Çok rizikolu sorular soruyorsunuz. Şimdi başımı yakacaksınız.  Sistemlerin sürekli değişmesi büyük handikap. Gelişmiş ülkelere baktığımızda hiç birinin eğitim sisteminde üç beş yılda bir köklü, radikal değişiklikler yapılmaz. Belli bir sistem olmalı ve bu sistem üzerinde modern hayatın getirdiği ufak oynamalar yapılmalı. Ama ondan önce bir eğitim politikası olmalı. Biz nasıl insanlar yetiştirmek istiyoruz ona karar vermeliyiz önce. Eğitimde branşlaşmanın altyapısı bir an önce yapılmalı. Çocuk belki zehir gibi matematik zekasına sahip ama haftada 10 saat özel ders görüyor ve hiçbir şey anlamıyor. Yahut sanata yatkınlığı olan bir çocuk matematiğin, sözel derslerin içinde boğuluyor. Bunun değişmesi gerekiyor. Bu sistemde insan kazanmamız ve nitelikli bireyler yetiştirmemiz çok zor. Parası olan çocuğunu özel okula gönderip kurtarıyor. Ya diğerleri? Ortaokuldan itibaren her ilçede en az birer tane sayısal, sözel, sanat ve spor okullarının olması lazım. Branşlaşma ortaokuldan itibaren başlamalı ve devam etmeli. Bu eğitim devrimini gerçekleştirir ve sağlam temeller üzerine oturtursak ülkemizin geleceği için yapabileceğimiz en büyük iyiliği yapmış oluruz. 

Nasıl bir çocuktun?

Bunu anneme, babama, akrabalarıma, komşularımıza filan sormak lazım aslında. Ama hadi ben cevap vereyim. Felaket yaramaz bir çocuktum. Felaket ama. Ne laf dinliyormuşum ne söz. Yapma dedikçe daha çok yapan, yaramazlıkta sınırı olmayan, illallah ettiren bir tip. Annem yıllar sonra bir itirafta bulundu bana. “Sen çok duygusal olduğundan dolayı o kadar yaramazdın. Seni anlayamadık. Sende kendini anlatabilmek için yaptın bütün o yaramazlıkları” diye.

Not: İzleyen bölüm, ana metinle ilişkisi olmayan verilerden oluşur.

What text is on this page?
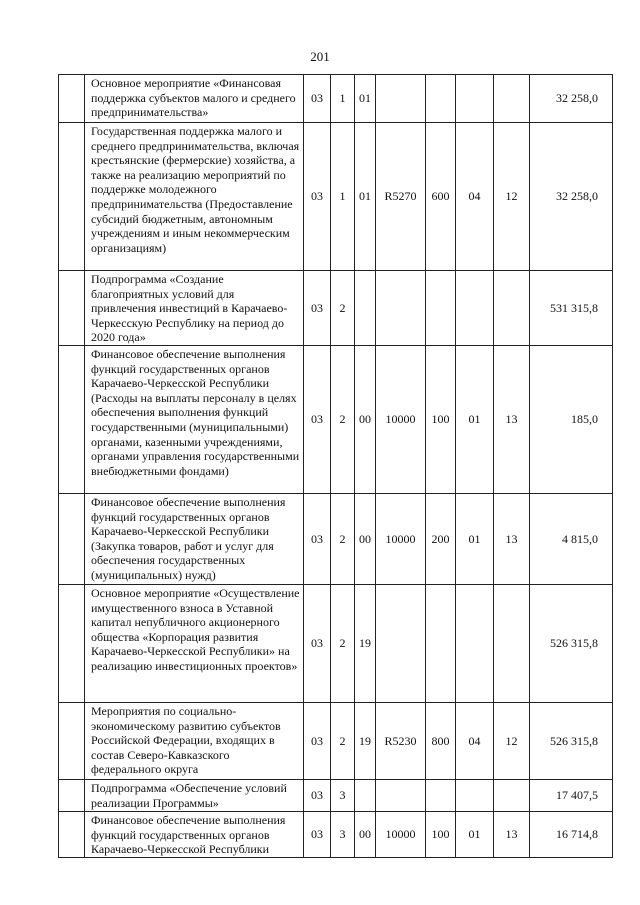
201
	Основное мероприятие «Финансовая поддержка субъектов малого и среднего предпринимательства»	03	1	01					32 258,0
	Государственная поддержка малого и среднего предпринимательства, включая крестьянские (фермерские) хозяйства, а также на реализацию мероприятий по поддержке молодежного предпринимательства (Предоставление субсидий бюджетным, автономным учреждениям и иным некоммерческим организациям)	03	1	01	R5270	600	04	12	32 258,0
	Подпрограмма «Создание благоприятных условий для привлечения инвестиций в Карачаево-Черкесскую Республику на период до 2020 года»	03	2						531 315,8
	Финансовое обеспечение выполнения функций государственных органов Карачаево-Черкесской Республики (Расходы на выплаты персоналу в целях обеспечения выполнения функций государственными (муниципальными) органами, казенными учреждениями, органами управления государственными внебюджетными фондами)	03	2	00	10000	100	01	13	185,0
	Финансовое обеспечение выполнения функций государственных органов Карачаево-Черкесской Республики (Закупка товаров, работ и услуг для обеспечения государственных (муниципальных) нужд)	03	2	00	10000	200	01	13	4 815,0
	Основное мероприятие «Осуществление имущественного взноса в Уставной капитал непубличного акционерного общества «Корпорация развития Карачаево-Черкесской Республики» на реализацию инвестиционных проектов»	03	2	19					526 315,8
	Мероприятия по социально-экономическому развитию субъектов Российской Федерации, входящих в состав Северо-Кавказского федерального округа	03	2	19	R5230	800	04	12	526 315,8
	Подпрограмма «Обеспечение условий реализации Программы»	03	3						17 407,5
	Финансовое обеспечение выполнения функций государственных органов Карачаево-Черкесской Республики	03	3	00	10000	100	01	13	16 714,8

Buradan bütün anne ve babalara seslenmek istiyorum. Hiçbir çocuk yaramaz değildir. Bir çocuğa yaramaz damgası vurmadan önce o çocuğun yüreğine dokunmak lazım. Samimi bir şekilde sohbet etmek, onunda bir birey olduğunu kabul etmek, iyi bir iletişimin temel taşlarını doğru oturtabilmek lazım. Bakın bakalım o yaramaz dediğiniz çocuk bunları yaptıktan sonra devam ediyor mu yaramazlığa. 

Müziğe başladığında ailenin tepkisi ne oldu?

Ben müzikle doğmuşum zaten. Kendimi bildim bileli şarkı söylüyorum.  İki üç yaşında dayımın, ben şarkı söylerken yaptığı kaset kayıtları var. İlkokul, ortaokul, lisede her zaman tahtaya beni çıkartıp şarkı söyletirlerdi. Ardından ailemin de desteği ile 2005 yılında Haliç Üniversitesi Konservatuvarı Türk Musikisi bölümüne girdim. Giriş o giriş. 

Peki, bu albümü çıkartma aşamasındayken sevdiklerinden, “zaten öğretmensin albüme ne gerek var” tepkileri aldın mı?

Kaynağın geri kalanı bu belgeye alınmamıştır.